The Clean Label Project non-profit organization has developed a Code of Practice for natural wine that will help legitimize the Natural Wine Certification standard.

Clean Label Project Natural certification provides two levels of certification for wine brands electing to have a third party evaluation of ‘natural.’ Clean Label Project Natural Wine Certification captures traditional natural wine best practices including but not limited to the exclusive use of organic grapes, indigenous yeasts, and minimal additives. Clean Label Project Natural Path Certification utilizes elements of traditional natural wine production while allowing for some modern wine production techniques including but not limited to the exclusive use of glyphosate and neonicotinoid-free grapes, allowance of minimal cultured bacteria, and minimal use of added sulfites for shelf-life.

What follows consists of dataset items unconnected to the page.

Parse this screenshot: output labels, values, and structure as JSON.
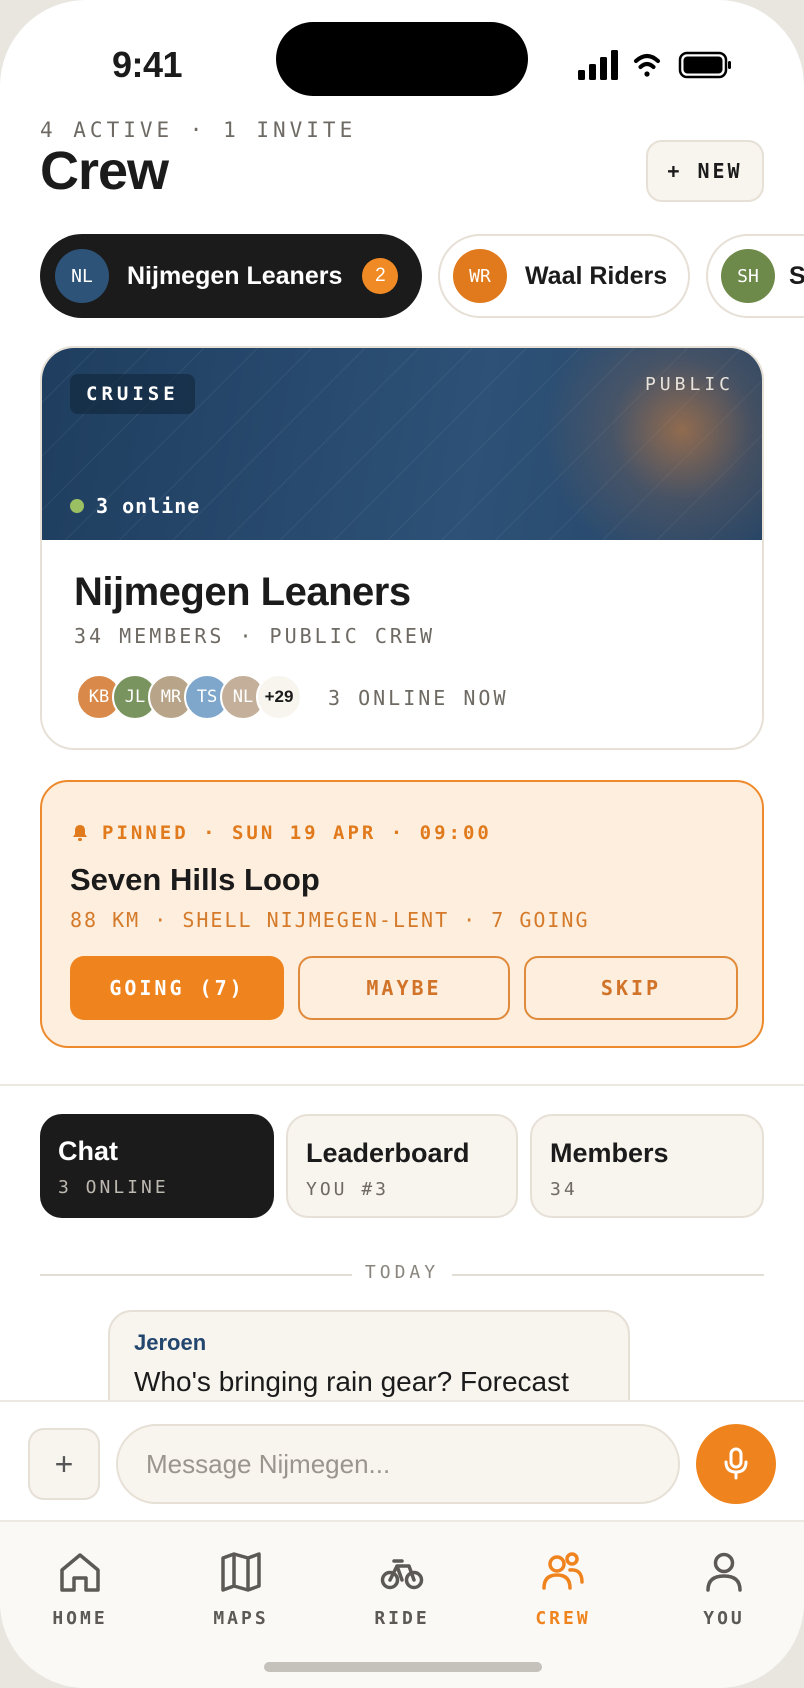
{
  "status_bar": {
    "time": "9:41"
  },
  "header": {
    "subtitle": "4 ACTIVE · 1 INVITE",
    "title": "Crew",
    "new_button": "+ NEW"
  },
  "crews": [
    {
      "initials": "NL",
      "name": "Nijmegen Leaners",
      "badge": "2",
      "avatar_color": "#2e5378",
      "active": true
    },
    {
      "initials": "WR",
      "name": "Waal Riders",
      "avatar_color": "#e07a1c",
      "active": false
    },
    {
      "initials": "SH",
      "name": "S",
      "avatar_color": "#6e8a4a",
      "active": false
    }
  ],
  "crew_card": {
    "tag": "CRUISE",
    "visibility": "PUBLIC",
    "online_status": "3 online",
    "name": "Nijmegen Leaners",
    "meta": "34 MEMBERS · PUBLIC CREW",
    "member_avatars": [
      {
        "initials": "KB",
        "color": "#d98a4a"
      },
      {
        "initials": "JL",
        "color": "#7a9460"
      },
      {
        "initials": "MR",
        "color": "#b8a488"
      },
      {
        "initials": "TS",
        "color": "#7fa7cc"
      },
      {
        "initials": "NL",
        "color": "#c4b09a"
      }
    ],
    "more_members": "+29",
    "online_now": "3 ONLINE NOW"
  },
  "pinned_ride": {
    "label": "PINNED · SUN 19 APR · 09:00",
    "title": "Seven Hills Loop",
    "meta": "88 KM · SHELL NIJMEGEN-LENT · 7 GOING",
    "going_button": "GOING (7)",
    "maybe_button": "MAYBE",
    "skip_button": "SKIP"
  },
  "tabs": [
    {
      "label": "Chat",
      "sub": "3 ONLINE"
    },
    {
      "label": "Leaderboard",
      "sub": "YOU #3"
    },
    {
      "label": "Members",
      "sub": "34"
    }
  ],
  "chat": {
    "date_divider": "TODAY",
    "messages": [
      {
        "author": "Jeroen",
        "text": "Who's bringing rain gear? Forecast"
      }
    ]
  },
  "composer": {
    "attach_label": "+",
    "placeholder": "Message Nijmegen..."
  },
  "nav": [
    {
      "label": "HOME",
      "icon": "home-icon"
    },
    {
      "label": "MAPS",
      "icon": "map-icon"
    },
    {
      "label": "RIDE",
      "icon": "bike-icon"
    },
    {
      "label": "CREW",
      "icon": "crew-icon",
      "active": true
    },
    {
      "label": "YOU",
      "icon": "user-icon"
    }
  ],
  "colors": {
    "accent": "#ef841f",
    "dark": "#1b1b1b",
    "navy": "#22466e"
  }
}
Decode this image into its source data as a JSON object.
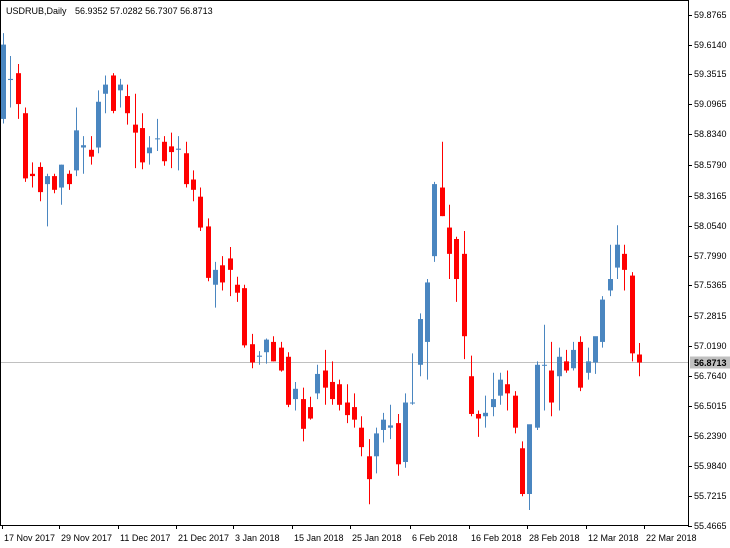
{
  "chart_data": {
    "type": "candlestick",
    "symbol_header": "USDRUB,Daily",
    "header_values": "56.9352 57.0282 56.7307 56.8713",
    "current_price": 56.8713,
    "current_price_label": "56.8713",
    "ylim": [
      55.4665,
      59.9
    ],
    "grid": false,
    "colors": {
      "up": "#4a86c0",
      "down": "#ff0000",
      "current_line": "#c0c0c0",
      "label_bg": "#c0c0c0"
    },
    "y_ticks": [
      "59.8765",
      "59.6140",
      "59.3515",
      "59.0965",
      "58.8340",
      "58.5790",
      "58.3165",
      "58.0540",
      "57.7990",
      "57.5365",
      "57.2815",
      "57.0190",
      "56.7640",
      "56.5015",
      "56.2390",
      "55.9840",
      "55.7215",
      "55.4665"
    ],
    "x_ticks": [
      "17 Nov 2017",
      "29 Nov 2017",
      "11 Dec 2017",
      "21 Dec 2017",
      "3 Jan 2018",
      "15 Jan 2018",
      "25 Jan 2018",
      "6 Feb 2018",
      "16 Feb 2018",
      "28 Feb 2018",
      "12 Mar 2018",
      "22 Mar 2018"
    ],
    "candles": [
      {
        "o": 59.0,
        "h": 59.75,
        "l": 58.96,
        "c": 59.65
      },
      {
        "o": 59.34,
        "h": 59.55,
        "l": 59.1,
        "c": 59.35
      },
      {
        "o": 59.4,
        "h": 59.48,
        "l": 59.0,
        "c": 59.13
      },
      {
        "o": 59.05,
        "h": 59.1,
        "l": 58.45,
        "c": 58.48
      },
      {
        "o": 58.52,
        "h": 58.62,
        "l": 58.4,
        "c": 58.5
      },
      {
        "o": 58.58,
        "h": 58.62,
        "l": 58.28,
        "c": 58.36
      },
      {
        "o": 58.43,
        "h": 58.52,
        "l": 58.06,
        "c": 58.5
      },
      {
        "o": 58.5,
        "h": 58.52,
        "l": 58.35,
        "c": 58.38
      },
      {
        "o": 58.4,
        "h": 58.6,
        "l": 58.25,
        "c": 58.6
      },
      {
        "o": 58.52,
        "h": 58.55,
        "l": 58.38,
        "c": 58.43
      },
      {
        "o": 58.55,
        "h": 59.1,
        "l": 58.5,
        "c": 58.9
      },
      {
        "o": 58.75,
        "h": 58.85,
        "l": 58.52,
        "c": 58.77
      },
      {
        "o": 58.73,
        "h": 58.85,
        "l": 58.6,
        "c": 58.67
      },
      {
        "o": 58.75,
        "h": 59.25,
        "l": 58.7,
        "c": 59.15
      },
      {
        "o": 59.22,
        "h": 59.38,
        "l": 59.05,
        "c": 59.3
      },
      {
        "o": 59.38,
        "h": 59.4,
        "l": 59.05,
        "c": 59.07
      },
      {
        "o": 59.25,
        "h": 59.35,
        "l": 59.1,
        "c": 59.3
      },
      {
        "o": 59.2,
        "h": 59.3,
        "l": 58.95,
        "c": 59.05
      },
      {
        "o": 58.95,
        "h": 59.22,
        "l": 58.57,
        "c": 58.88
      },
      {
        "o": 58.92,
        "h": 59.05,
        "l": 58.56,
        "c": 58.62
      },
      {
        "o": 58.7,
        "h": 58.85,
        "l": 58.6,
        "c": 58.75
      },
      {
        "o": 58.83,
        "h": 59.0,
        "l": 58.72,
        "c": 58.83
      },
      {
        "o": 58.8,
        "h": 58.85,
        "l": 58.59,
        "c": 58.63
      },
      {
        "o": 58.76,
        "h": 58.88,
        "l": 58.57,
        "c": 58.71
      },
      {
        "o": 58.73,
        "h": 58.85,
        "l": 58.55,
        "c": 58.74
      },
      {
        "o": 58.7,
        "h": 58.8,
        "l": 58.4,
        "c": 58.43
      },
      {
        "o": 58.47,
        "h": 58.55,
        "l": 58.28,
        "c": 58.38
      },
      {
        "o": 58.32,
        "h": 58.4,
        "l": 58.02,
        "c": 58.05
      },
      {
        "o": 58.06,
        "h": 58.13,
        "l": 57.58,
        "c": 57.61
      },
      {
        "o": 57.55,
        "h": 57.75,
        "l": 57.35,
        "c": 57.68
      },
      {
        "o": 57.72,
        "h": 57.8,
        "l": 57.5,
        "c": 57.57
      },
      {
        "o": 57.78,
        "h": 57.88,
        "l": 57.45,
        "c": 57.68
      },
      {
        "o": 57.55,
        "h": 57.62,
        "l": 57.4,
        "c": 57.48
      },
      {
        "o": 57.52,
        "h": 57.55,
        "l": 57.0,
        "c": 57.02
      },
      {
        "o": 57.03,
        "h": 57.12,
        "l": 56.82,
        "c": 56.87
      },
      {
        "o": 56.92,
        "h": 56.97,
        "l": 56.85,
        "c": 56.93
      },
      {
        "o": 56.96,
        "h": 57.08,
        "l": 56.86,
        "c": 57.07
      },
      {
        "o": 57.05,
        "h": 57.1,
        "l": 56.88,
        "c": 56.88
      },
      {
        "o": 57.0,
        "h": 57.05,
        "l": 56.79,
        "c": 56.8
      },
      {
        "o": 56.92,
        "h": 56.96,
        "l": 56.48,
        "c": 56.5
      },
      {
        "o": 56.55,
        "h": 56.7,
        "l": 56.45,
        "c": 56.64
      },
      {
        "o": 56.55,
        "h": 56.65,
        "l": 56.18,
        "c": 56.29
      },
      {
        "o": 56.48,
        "h": 56.57,
        "l": 56.37,
        "c": 56.38
      },
      {
        "o": 56.6,
        "h": 56.85,
        "l": 56.55,
        "c": 56.77
      },
      {
        "o": 56.8,
        "h": 56.98,
        "l": 56.5,
        "c": 56.65
      },
      {
        "o": 56.7,
        "h": 56.88,
        "l": 56.5,
        "c": 56.55
      },
      {
        "o": 56.68,
        "h": 56.72,
        "l": 56.45,
        "c": 56.5
      },
      {
        "o": 56.52,
        "h": 56.68,
        "l": 56.34,
        "c": 56.41
      },
      {
        "o": 56.48,
        "h": 56.6,
        "l": 56.3,
        "c": 56.37
      },
      {
        "o": 56.3,
        "h": 56.4,
        "l": 56.05,
        "c": 56.13
      },
      {
        "o": 56.05,
        "h": 56.2,
        "l": 55.63,
        "c": 55.85
      },
      {
        "o": 56.05,
        "h": 56.3,
        "l": 55.9,
        "c": 56.25
      },
      {
        "o": 56.28,
        "h": 56.43,
        "l": 56.17,
        "c": 56.37
      },
      {
        "o": 56.3,
        "h": 56.5,
        "l": 56.2,
        "c": 56.32
      },
      {
        "o": 56.34,
        "h": 56.42,
        "l": 55.88,
        "c": 55.98
      },
      {
        "o": 56.0,
        "h": 56.6,
        "l": 55.95,
        "c": 56.52
      },
      {
        "o": 56.52,
        "h": 56.95,
        "l": 56.5,
        "c": 56.52
      },
      {
        "o": 56.85,
        "h": 57.3,
        "l": 56.75,
        "c": 57.25
      },
      {
        "o": 57.05,
        "h": 57.6,
        "l": 56.72,
        "c": 57.57
      },
      {
        "o": 57.8,
        "h": 58.45,
        "l": 57.75,
        "c": 58.43
      },
      {
        "o": 58.4,
        "h": 58.8,
        "l": 58.15,
        "c": 58.15
      },
      {
        "o": 58.05,
        "h": 58.25,
        "l": 57.6,
        "c": 57.82
      },
      {
        "o": 57.95,
        "h": 57.97,
        "l": 57.4,
        "c": 57.6
      },
      {
        "o": 57.82,
        "h": 58.02,
        "l": 56.9,
        "c": 57.1
      },
      {
        "o": 56.75,
        "h": 56.93,
        "l": 56.4,
        "c": 56.42
      },
      {
        "o": 56.42,
        "h": 56.45,
        "l": 56.22,
        "c": 56.38
      },
      {
        "o": 56.4,
        "h": 56.58,
        "l": 56.3,
        "c": 56.43
      },
      {
        "o": 56.48,
        "h": 56.78,
        "l": 56.4,
        "c": 56.55
      },
      {
        "o": 56.58,
        "h": 56.78,
        "l": 56.5,
        "c": 56.72
      },
      {
        "o": 56.68,
        "h": 56.8,
        "l": 56.45,
        "c": 56.6
      },
      {
        "o": 56.58,
        "h": 56.62,
        "l": 56.25,
        "c": 56.3
      },
      {
        "o": 56.12,
        "h": 56.18,
        "l": 55.7,
        "c": 55.72
      },
      {
        "o": 55.72,
        "h": 56.3,
        "l": 55.58,
        "c": 56.33
      },
      {
        "o": 56.3,
        "h": 56.88,
        "l": 56.28,
        "c": 56.85
      },
      {
        "o": 56.85,
        "h": 57.2,
        "l": 56.45,
        "c": 56.85
      },
      {
        "o": 56.8,
        "h": 57.05,
        "l": 56.4,
        "c": 56.52
      },
      {
        "o": 56.75,
        "h": 57.0,
        "l": 56.45,
        "c": 56.92
      },
      {
        "o": 56.88,
        "h": 56.98,
        "l": 56.78,
        "c": 56.8
      },
      {
        "o": 56.82,
        "h": 57.05,
        "l": 56.8,
        "c": 56.98
      },
      {
        "o": 57.05,
        "h": 57.1,
        "l": 56.62,
        "c": 56.65
      },
      {
        "o": 56.78,
        "h": 57.0,
        "l": 56.72,
        "c": 56.88
      },
      {
        "o": 56.87,
        "h": 57.08,
        "l": 56.77,
        "c": 57.1
      },
      {
        "o": 57.05,
        "h": 57.45,
        "l": 57.0,
        "c": 57.42
      },
      {
        "o": 57.5,
        "h": 57.9,
        "l": 57.45,
        "c": 57.6
      },
      {
        "o": 57.7,
        "h": 58.07,
        "l": 57.6,
        "c": 57.9
      },
      {
        "o": 57.82,
        "h": 57.9,
        "l": 57.5,
        "c": 57.68
      },
      {
        "o": 57.63,
        "h": 57.66,
        "l": 56.88,
        "c": 56.95
      },
      {
        "o": 56.94,
        "h": 57.04,
        "l": 56.75,
        "c": 56.87
      }
    ]
  }
}
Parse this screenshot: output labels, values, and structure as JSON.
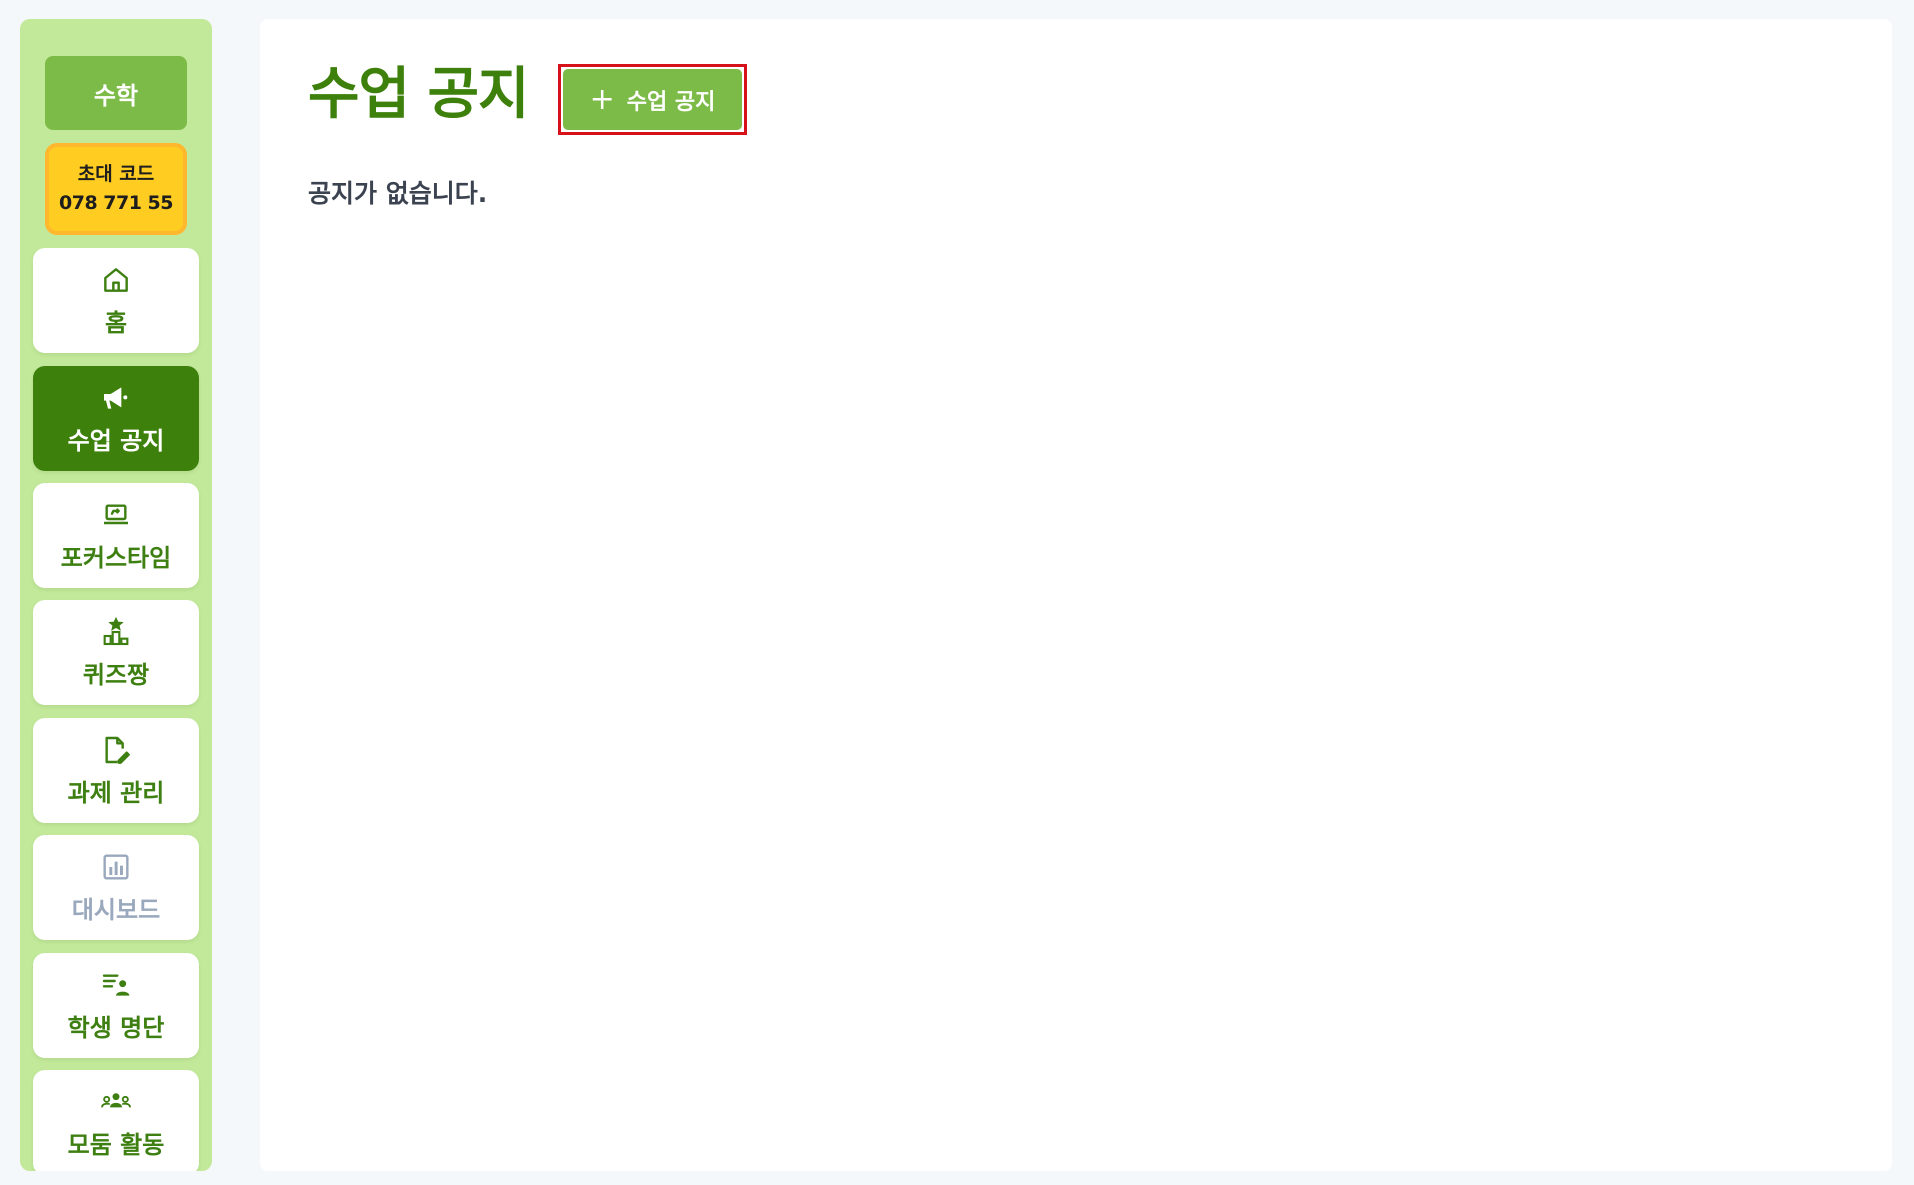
{
  "sidebar": {
    "class_name": "수학",
    "invite_label": "초대 코드",
    "invite_code": "078 771 55",
    "items": [
      {
        "label": "홈",
        "icon": "home-icon"
      },
      {
        "label": "수업 공지",
        "icon": "megaphone-icon"
      },
      {
        "label": "포커스타임",
        "icon": "laptop-icon"
      },
      {
        "label": "퀴즈짱",
        "icon": "podium-icon"
      },
      {
        "label": "과제 관리",
        "icon": "edit-document-icon"
      },
      {
        "label": "대시보드",
        "icon": "chart-icon"
      },
      {
        "label": "학생 명단",
        "icon": "student-list-icon"
      },
      {
        "label": "모둠 활동",
        "icon": "group-icon"
      }
    ]
  },
  "main": {
    "title": "수업 공지",
    "add_button_label": "수업 공지",
    "empty_message": "공지가 없습니다."
  },
  "colors": {
    "brand_dark_green": "#3d800c",
    "brand_green": "#7cbb48",
    "sidebar_bg": "#c2e999",
    "invite_yellow": "#ffcc22",
    "highlight_red": "#d6111a"
  }
}
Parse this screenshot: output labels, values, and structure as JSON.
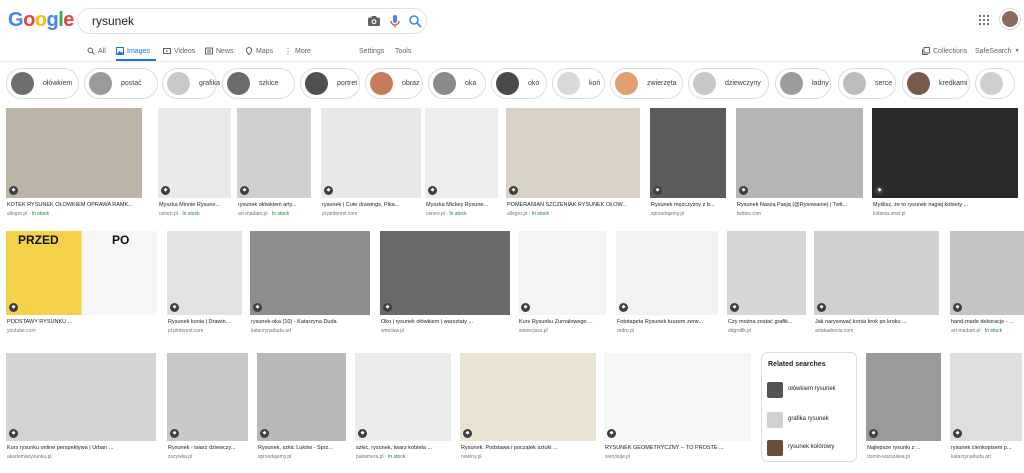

I am in support of Clean Label Project establishing an official natural wine and natural path production certification standards that can help regulate the way natural wine is produced and marketed in the wine industry.  Aside from putting in place a standard for an otherwise undefined category, a natural wine certification is also the first step to helping educate consumers on the importance of protecting the earth and ultimately providing more transparency around the products they consume.